1-     L’environnement de l’usine :

Depuis les temps les plus anciens, la « drêve Deschodt » a constitué la limite entre Esquermes et Wazemmes.

C’est en Novembre 1844, que les propriétaires de ce chemin, l’ont cédé à chacune des 2 communes, à charge de l’entretien de la rue et du pavage.

La largeur de la rue a été fixée alors à 9m50.

C’est à partir de cette époque que l’industrie textile s’est développée dans ce secteur.

Quatre importantes filatures s’y installèrent :

-         DELEBART-MALLET rue des Stations et boulevard Montebello jusqu’à la place Cormontaigne.

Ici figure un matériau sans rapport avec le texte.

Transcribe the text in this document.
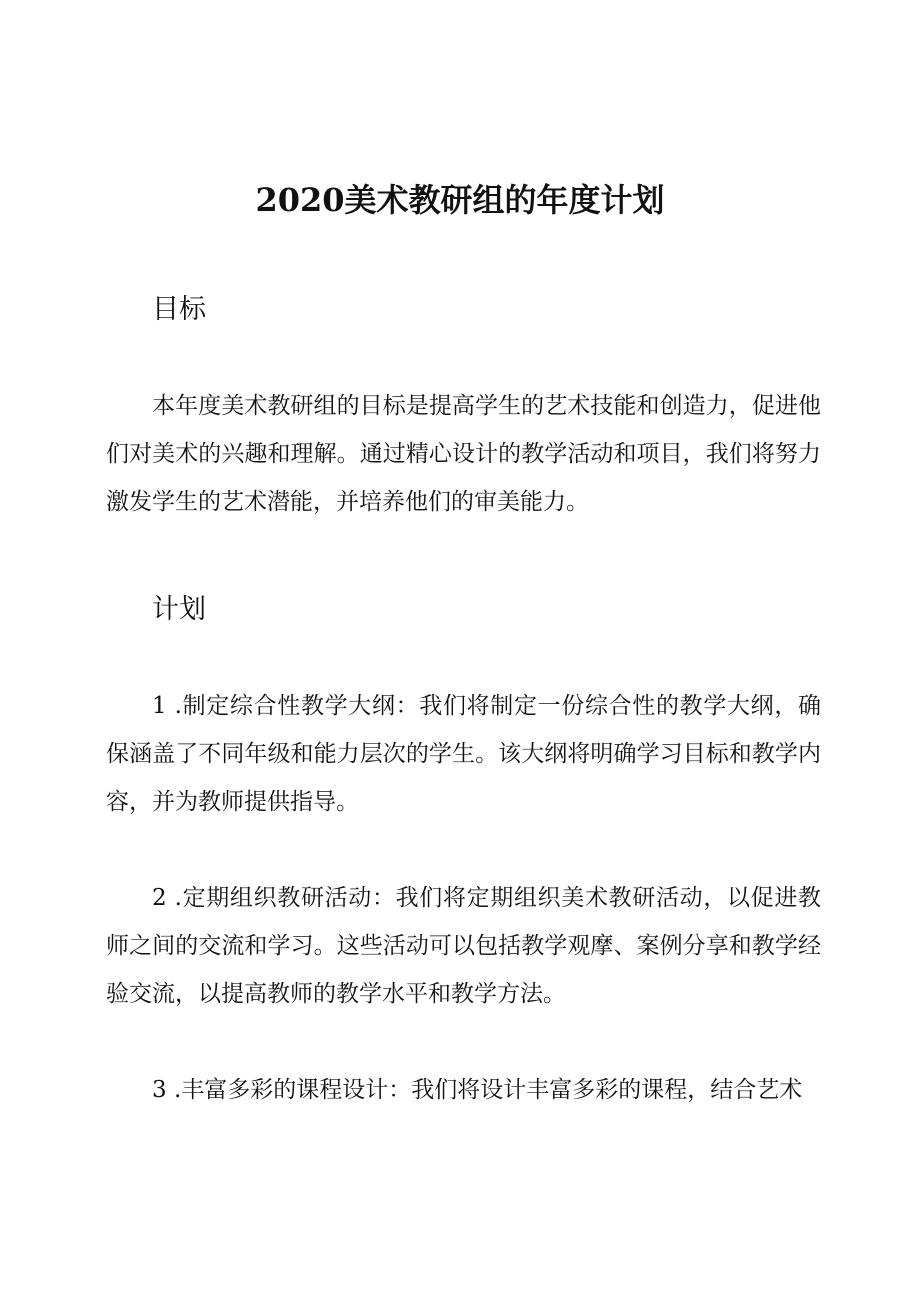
2020美术教研组的年度计划
目标

本年度美术教研组的目标是提高学生的艺术技能和创造力，促进他们对美术的兴趣和理解。通过精心设计的教学活动和项目，我们将努力激发学生的艺术潜能，并培养他们的审美能力。

计划

1 .制定综合性教学大纲：我们将制定一份综合性的教学大纲，确保涵盖了不同年级和能力层次的学生。该大纲将明确学习目标和教学内容，并为教师提供指导。

2 .定期组织教研活动：我们将定期组织美术教研活动，以促进教师之间的交流和学习。这些活动可以包括教学观摩、案例分享和教学经验交流，以提高教师的教学水平和教学方法。

3 .丰富多彩的课程设计：我们将设计丰富多彩的课程，结合艺术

-         LOYER, devenue : LOYER, DUFLOS, HOUZE DE L’AULNOY, rue des Stations, rue Deschodt et rue Corbet.

-         FAUCHEUR : rue des Stations, entre la rue Henri Loyer et rue des Frères Vaillants.

-         SAUVAGE : rue des Frères Vaillants entre la rue d’Antin et la rue des Stations.

Ces 4 usines furent démolies au cours des années 1960, et permirent la construction des résidences : Cormontaigne, Gambetta-Leclerc, l’Arbonnoise et Pardaillan.

Une autre industrie était implantée à côté, dans le prolongement de la Savonnerie Steverlynck, entre les rues des Stations, Deschodt et de Brigode : c’est de la fabrication de glace, sous la dénomination de « La glace pure ».

Pendant quelques années ce site fut repris par la C.E.G.F. : Compagnie des entrepôts et gares frigorifiques, qui concentra ensuite son activité dans la zone industrielle de Lesquin.

Sur cet emplacement a été construit en 1990 la résidence des « Terrasses de Brigode ».

A son tour, la savonnerie Steverlynck va laisser place à 4 petites résidences, de 12 à 31 appartements, réalisées par le promoteur Kaufman et Broad.

Le projet architectural se présente comme une association habile du passé et de la modernité :

Véritable empreinte du passé industriel de la ville

La cheminée sera conservée, ainsi que les arcades en brique rouge des anciens ateliers.

A l’entrée de la rue d’Esquermes, dans l’axe de la rue Gambetta, l’unité de façade ancienne

sera conservée.

Ce souci de sauvegarde du patrimoine ancien mérite d’être souligné.